Left to himself, Average Jones again ran over the dispatches,
conveying the information as to the lost Toledo youth. They had
given a fairly complete sketch of young Hoff's life and character.
At twenty-four, it appeared, Roderick Hoff had achieved a career.
Emerging, by the propulsive method, from college, in the first term
of his freshman year, he had taken a post-graduate course in the
cigarette ward of a polite retreat for nervous wrecks. He had
subsequently endured two breach-of-promise suits, had broken the
state automobile record for number of speed violation arrests, had
been buncoed, badgered, paneled, blackmailed and short-carded out of
sums varying between one hundred and ten thousand dollars; and now,
in the year of grace, 19--, was the horror of the pulpit and the
delight of the press of the city which he called his home.
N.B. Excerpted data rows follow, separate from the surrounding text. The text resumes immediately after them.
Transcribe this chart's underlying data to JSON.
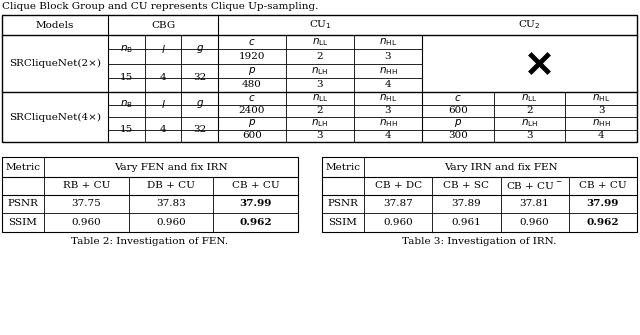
{
  "caption_top": "Clique Block Group and CU represents Clique Up-sampling.",
  "table2": {
    "title": "Vary FEN and fix IRN",
    "caption": "Table 2: Investigation of FEN.",
    "col_headers": [
      "Metric",
      "RB + CU",
      "DB + CU",
      "CB + CU"
    ],
    "rows": [
      [
        "PSNR",
        "37.75",
        "37.83",
        "37.99"
      ],
      [
        "SSIM",
        "0.960",
        "0.960",
        "0.962"
      ]
    ],
    "bold_col": 3
  },
  "table3": {
    "title": "Vary IRN and fix FEN",
    "caption": "Table 3: Investigation of IRN.",
    "col_headers": [
      "Metric",
      "CB + DC",
      "CB + SC",
      "CB + CU⁻",
      "CB + CU"
    ],
    "rows": [
      [
        "PSNR",
        "37.87",
        "37.89",
        "37.81",
        "37.99"
      ],
      [
        "SSIM",
        "0.960",
        "0.961",
        "0.960",
        "0.962"
      ]
    ],
    "bold_col": 4
  },
  "bg_color": "#ffffff",
  "font_size": 7.5
}
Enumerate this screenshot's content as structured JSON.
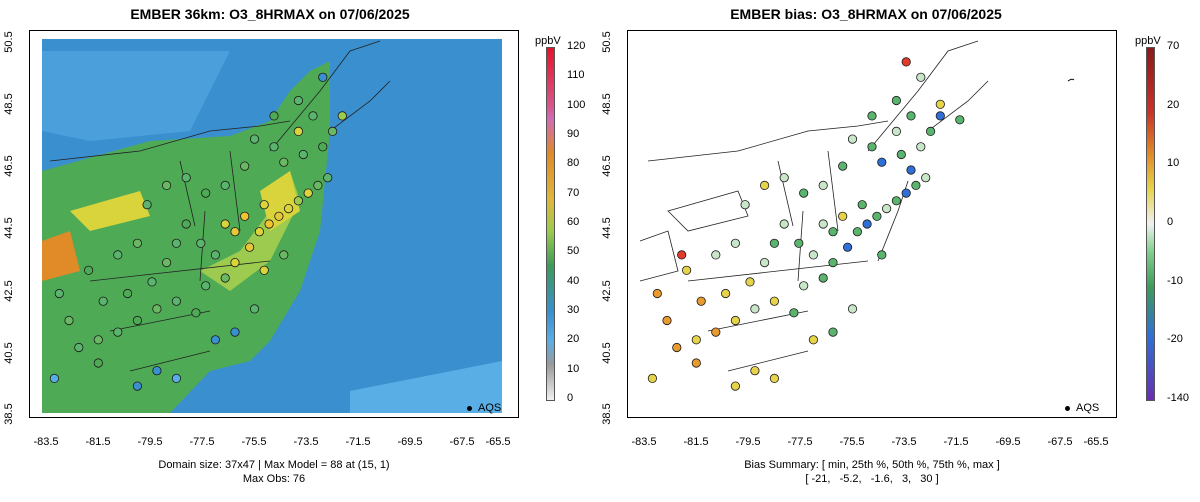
{
  "left_panel": {
    "title": "EMBER 36km: O3_8HRMAX on 07/06/2025",
    "unit": "ppbV",
    "colorbar_labels": [
      "120",
      "110",
      "100",
      "90",
      "80",
      "70",
      "60",
      "50",
      "40",
      "30",
      "20",
      "10",
      "0"
    ],
    "y_ticks": [
      "50.5",
      "48.5",
      "46.5",
      "44.5",
      "42.5",
      "40.5",
      "38.5"
    ],
    "x_ticks": [
      "-83.5",
      "-81.5",
      "-79.5",
      "-77.5",
      "-75.5",
      "-73.5",
      "-71.5",
      "-69.5",
      "-67.5",
      "-65.5"
    ],
    "caption_line1": "Domain size: 37x47 | Max Model = 88 at (15, 1)",
    "caption_line2": "Max Obs: 76",
    "legend_label": "AQS"
  },
  "right_panel": {
    "title": "EMBER bias: O3_8HRMAX on 07/06/2025",
    "unit": "ppbV",
    "colorbar_labels": [
      "70",
      "20",
      "10",
      "0",
      "-10",
      "-20",
      "-140"
    ],
    "y_ticks": [
      "50.5",
      "48.5",
      "46.5",
      "44.5",
      "42.5",
      "40.5",
      "38.5"
    ],
    "x_ticks": [
      "-83.5",
      "-81.5",
      "-79.5",
      "-77.5",
      "-75.5",
      "-73.5",
      "-71.5",
      "-69.5",
      "-67.5",
      "-65.5"
    ],
    "caption_line1": "Bias Summary: [ min, 25th %, 50th %, 75th %, max ]",
    "caption_line2": "[ -21,   -5.2,   -1.6,   3,   30 ]",
    "legend_label": "AQS"
  },
  "colors": {
    "ocean": "#3a8fcf",
    "ocean_light": "#5aaee6",
    "land_green": "#4faa55",
    "land_yellow": "#d9d43c",
    "land_orange": "#e08a28",
    "obs_green": "#5ab46e",
    "obs_yellow": "#e6d34a",
    "obs_orange": "#e89a2e",
    "obs_blue": "#2f6fd6",
    "obs_red": "#e33b2b",
    "obs_light": "#c9e6c8"
  },
  "stations_left": [
    [
      0.1,
      0.82,
      "#5ab46e"
    ],
    [
      0.14,
      0.8,
      "#6bb863"
    ],
    [
      0.18,
      0.78,
      "#5ab46e"
    ],
    [
      0.22,
      0.75,
      "#4faa55"
    ],
    [
      0.26,
      0.72,
      "#6bb863"
    ],
    [
      0.3,
      0.7,
      "#5ab46e"
    ],
    [
      0.34,
      0.73,
      "#4faa55"
    ],
    [
      0.36,
      0.66,
      "#5ab46e"
    ],
    [
      0.4,
      0.64,
      "#6bb863"
    ],
    [
      0.38,
      0.58,
      "#5ab46e"
    ],
    [
      0.42,
      0.6,
      "#d9d43c"
    ],
    [
      0.45,
      0.56,
      "#e6c73a"
    ],
    [
      0.47,
      0.52,
      "#d9d43c"
    ],
    [
      0.49,
      0.5,
      "#f0c331"
    ],
    [
      0.51,
      0.48,
      "#e6c73a"
    ],
    [
      0.53,
      0.46,
      "#d9d43c"
    ],
    [
      0.55,
      0.44,
      "#9ccb4f"
    ],
    [
      0.57,
      0.42,
      "#d9d43c"
    ],
    [
      0.59,
      0.4,
      "#6bb863"
    ],
    [
      0.61,
      0.38,
      "#5ab46e"
    ],
    [
      0.48,
      0.45,
      "#d9d43c"
    ],
    [
      0.44,
      0.48,
      "#f0c331"
    ],
    [
      0.42,
      0.52,
      "#e6c73a"
    ],
    [
      0.4,
      0.5,
      "#d9d43c"
    ],
    [
      0.35,
      0.55,
      "#5ab46e"
    ],
    [
      0.32,
      0.5,
      "#4faa55"
    ],
    [
      0.3,
      0.55,
      "#5ab46e"
    ],
    [
      0.28,
      0.6,
      "#6bb863"
    ],
    [
      0.25,
      0.65,
      "#5ab46e"
    ],
    [
      0.2,
      0.68,
      "#4faa55"
    ],
    [
      0.15,
      0.7,
      "#5ab46e"
    ],
    [
      0.08,
      0.75,
      "#6bb863"
    ],
    [
      0.06,
      0.68,
      "#5ab46e"
    ],
    [
      0.12,
      0.62,
      "#4faa55"
    ],
    [
      0.18,
      0.58,
      "#5ab46e"
    ],
    [
      0.22,
      0.55,
      "#6bb863"
    ],
    [
      0.5,
      0.3,
      "#5ab46e"
    ],
    [
      0.52,
      0.34,
      "#6bb863"
    ],
    [
      0.56,
      0.32,
      "#5ab46e"
    ],
    [
      0.6,
      0.3,
      "#4faa55"
    ],
    [
      0.62,
      0.26,
      "#6bb863"
    ],
    [
      0.55,
      0.26,
      "#d9d43c"
    ],
    [
      0.58,
      0.22,
      "#5ab46e"
    ],
    [
      0.64,
      0.22,
      "#9ccb4f"
    ],
    [
      0.6,
      0.12,
      "#3a8fcf"
    ],
    [
      0.55,
      0.18,
      "#5ab46e"
    ],
    [
      0.5,
      0.22,
      "#4faa55"
    ],
    [
      0.46,
      0.28,
      "#5ab46e"
    ],
    [
      0.44,
      0.35,
      "#6bb863"
    ],
    [
      0.4,
      0.4,
      "#5ab46e"
    ],
    [
      0.36,
      0.42,
      "#4faa55"
    ],
    [
      0.32,
      0.38,
      "#5ab46e"
    ],
    [
      0.28,
      0.4,
      "#6bb863"
    ],
    [
      0.24,
      0.45,
      "#5ab46e"
    ],
    [
      0.26,
      0.88,
      "#3a8fcf"
    ],
    [
      0.3,
      0.9,
      "#5aaee6"
    ],
    [
      0.22,
      0.92,
      "#3a8fcf"
    ],
    [
      0.14,
      0.86,
      "#4faa55"
    ],
    [
      0.05,
      0.9,
      "#5aaee6"
    ],
    [
      0.42,
      0.78,
      "#3a8fcf"
    ],
    [
      0.46,
      0.72,
      "#5ab46e"
    ],
    [
      0.38,
      0.8,
      "#3a8fcf"
    ],
    [
      0.48,
      0.62,
      "#d9d43c"
    ],
    [
      0.52,
      0.58,
      "#6bb863"
    ]
  ],
  "stations_right": [
    [
      0.1,
      0.82,
      "#e89a2e"
    ],
    [
      0.14,
      0.8,
      "#e6d34a"
    ],
    [
      0.18,
      0.78,
      "#e89a2e"
    ],
    [
      0.22,
      0.75,
      "#e6d34a"
    ],
    [
      0.26,
      0.72,
      "#c9e6c8"
    ],
    [
      0.3,
      0.7,
      "#e6d34a"
    ],
    [
      0.34,
      0.73,
      "#5ab46e"
    ],
    [
      0.36,
      0.66,
      "#c9e6c8"
    ],
    [
      0.4,
      0.64,
      "#5ab46e"
    ],
    [
      0.38,
      0.58,
      "#c9e6c8"
    ],
    [
      0.42,
      0.6,
      "#5ab46e"
    ],
    [
      0.45,
      0.56,
      "#2f6fd6"
    ],
    [
      0.47,
      0.52,
      "#5ab46e"
    ],
    [
      0.49,
      0.5,
      "#2f6fd6"
    ],
    [
      0.51,
      0.48,
      "#5ab46e"
    ],
    [
      0.53,
      0.46,
      "#c9e6c8"
    ],
    [
      0.55,
      0.44,
      "#5ab46e"
    ],
    [
      0.57,
      0.42,
      "#2f6fd6"
    ],
    [
      0.59,
      0.4,
      "#5ab46e"
    ],
    [
      0.61,
      0.38,
      "#c9e6c8"
    ],
    [
      0.48,
      0.45,
      "#5ab46e"
    ],
    [
      0.44,
      0.48,
      "#e6d34a"
    ],
    [
      0.42,
      0.52,
      "#5ab46e"
    ],
    [
      0.4,
      0.5,
      "#c9e6c8"
    ],
    [
      0.35,
      0.55,
      "#5ab46e"
    ],
    [
      0.32,
      0.5,
      "#c9e6c8"
    ],
    [
      0.3,
      0.55,
      "#5ab46e"
    ],
    [
      0.28,
      0.6,
      "#c9e6c8"
    ],
    [
      0.25,
      0.65,
      "#e6d34a"
    ],
    [
      0.2,
      0.68,
      "#e6d34a"
    ],
    [
      0.15,
      0.7,
      "#e89a2e"
    ],
    [
      0.08,
      0.75,
      "#e89a2e"
    ],
    [
      0.06,
      0.68,
      "#e89a2e"
    ],
    [
      0.12,
      0.62,
      "#e6d34a"
    ],
    [
      0.18,
      0.58,
      "#c9e6c8"
    ],
    [
      0.22,
      0.55,
      "#c9e6c8"
    ],
    [
      0.5,
      0.3,
      "#5ab46e"
    ],
    [
      0.52,
      0.34,
      "#2f6fd6"
    ],
    [
      0.56,
      0.32,
      "#5ab46e"
    ],
    [
      0.6,
      0.3,
      "#c9e6c8"
    ],
    [
      0.62,
      0.26,
      "#5ab46e"
    ],
    [
      0.55,
      0.26,
      "#c9e6c8"
    ],
    [
      0.58,
      0.22,
      "#5ab46e"
    ],
    [
      0.64,
      0.22,
      "#2f6fd6"
    ],
    [
      0.6,
      0.12,
      "#c9e6c8"
    ],
    [
      0.55,
      0.18,
      "#5ab46e"
    ],
    [
      0.5,
      0.22,
      "#5ab46e"
    ],
    [
      0.46,
      0.28,
      "#c9e6c8"
    ],
    [
      0.44,
      0.35,
      "#5ab46e"
    ],
    [
      0.4,
      0.4,
      "#c9e6c8"
    ],
    [
      0.36,
      0.42,
      "#5ab46e"
    ],
    [
      0.32,
      0.38,
      "#c9e6c8"
    ],
    [
      0.28,
      0.4,
      "#e6d34a"
    ],
    [
      0.24,
      0.45,
      "#c9e6c8"
    ],
    [
      0.26,
      0.88,
      "#e6d34a"
    ],
    [
      0.3,
      0.9,
      "#e6d34a"
    ],
    [
      0.22,
      0.92,
      "#e6d34a"
    ],
    [
      0.14,
      0.86,
      "#e89a2e"
    ],
    [
      0.05,
      0.9,
      "#e6d34a"
    ],
    [
      0.42,
      0.78,
      "#5ab46e"
    ],
    [
      0.46,
      0.72,
      "#c9e6c8"
    ],
    [
      0.38,
      0.8,
      "#e6d34a"
    ],
    [
      0.11,
      0.58,
      "#e33b2b"
    ],
    [
      0.52,
      0.58,
      "#5ab46e"
    ],
    [
      0.57,
      0.08,
      "#e33b2b"
    ],
    [
      0.64,
      0.19,
      "#e6d34a"
    ],
    [
      0.68,
      0.23,
      "#5ab46e"
    ],
    [
      0.58,
      0.36,
      "#2f6fd6"
    ]
  ]
}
For the
rest, he was a large, mild, good-humored, pulpy individual, with a
fixed delusion that the human organism can absorb a quart of
alcoholic miscellany per day and be none the worse for it. The
major premise of his proposition was perfectly correct. He proved
it daily. The minor premise was an error. Bets were even in the
Toledo clubs as to whether delirium tremens or paresis would win the
event around young Mr. Hoff's kite-shaped race-track of a brain.